Levantou-se assustada, ajeitou a longa camisola de algodão e entreabriu a porta do quarto. Escutou palavrões proferidos aos berros vindos do corredor que levava para a sala, identificando imediatamente a voz de Simon.
Insegura, caminhou até a origem do barulho, parando na divisão entre a sala e o corredor para espreitar o ambiente. Com um misto de choque e resignação – e nenhum traço de surpresa -, na claridade da sala viu um desconhecido levantando com dificuldade Simon do chão.

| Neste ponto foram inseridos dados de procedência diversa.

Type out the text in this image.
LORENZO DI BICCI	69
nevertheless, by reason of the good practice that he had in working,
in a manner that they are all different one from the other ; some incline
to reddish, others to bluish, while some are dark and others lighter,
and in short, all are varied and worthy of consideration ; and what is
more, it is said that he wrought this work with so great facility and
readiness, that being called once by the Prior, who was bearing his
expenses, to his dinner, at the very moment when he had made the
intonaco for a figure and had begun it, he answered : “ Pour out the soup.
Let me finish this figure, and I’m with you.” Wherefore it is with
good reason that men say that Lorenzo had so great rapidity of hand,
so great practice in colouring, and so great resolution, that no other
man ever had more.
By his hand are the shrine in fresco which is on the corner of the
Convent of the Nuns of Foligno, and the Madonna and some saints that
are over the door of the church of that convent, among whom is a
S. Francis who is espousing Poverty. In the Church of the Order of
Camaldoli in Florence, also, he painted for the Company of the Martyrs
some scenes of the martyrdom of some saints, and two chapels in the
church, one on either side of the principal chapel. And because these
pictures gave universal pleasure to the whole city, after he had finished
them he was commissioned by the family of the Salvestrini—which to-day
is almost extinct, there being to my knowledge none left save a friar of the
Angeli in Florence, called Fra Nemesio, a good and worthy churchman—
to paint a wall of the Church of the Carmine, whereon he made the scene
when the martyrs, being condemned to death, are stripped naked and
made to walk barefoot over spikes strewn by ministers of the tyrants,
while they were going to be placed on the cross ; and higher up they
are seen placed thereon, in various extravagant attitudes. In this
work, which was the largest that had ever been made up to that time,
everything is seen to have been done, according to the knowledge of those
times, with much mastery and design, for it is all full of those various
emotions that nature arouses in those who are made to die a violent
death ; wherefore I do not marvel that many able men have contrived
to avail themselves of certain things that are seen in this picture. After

- Me larga! - Simon esbravejou tentando levantar-se sem ajuda, mas fracassando miseravelmente.
- O que aconteceu? - perguntou preocupada ao aproximar-se do Salvatore, que a afastou ordenando com voz pastosa:
- Sai daqui! Você é a culpada de tudo...
O forte odor de álcool invadiu as narinas da Perez, anunciando o motivo do estado dele.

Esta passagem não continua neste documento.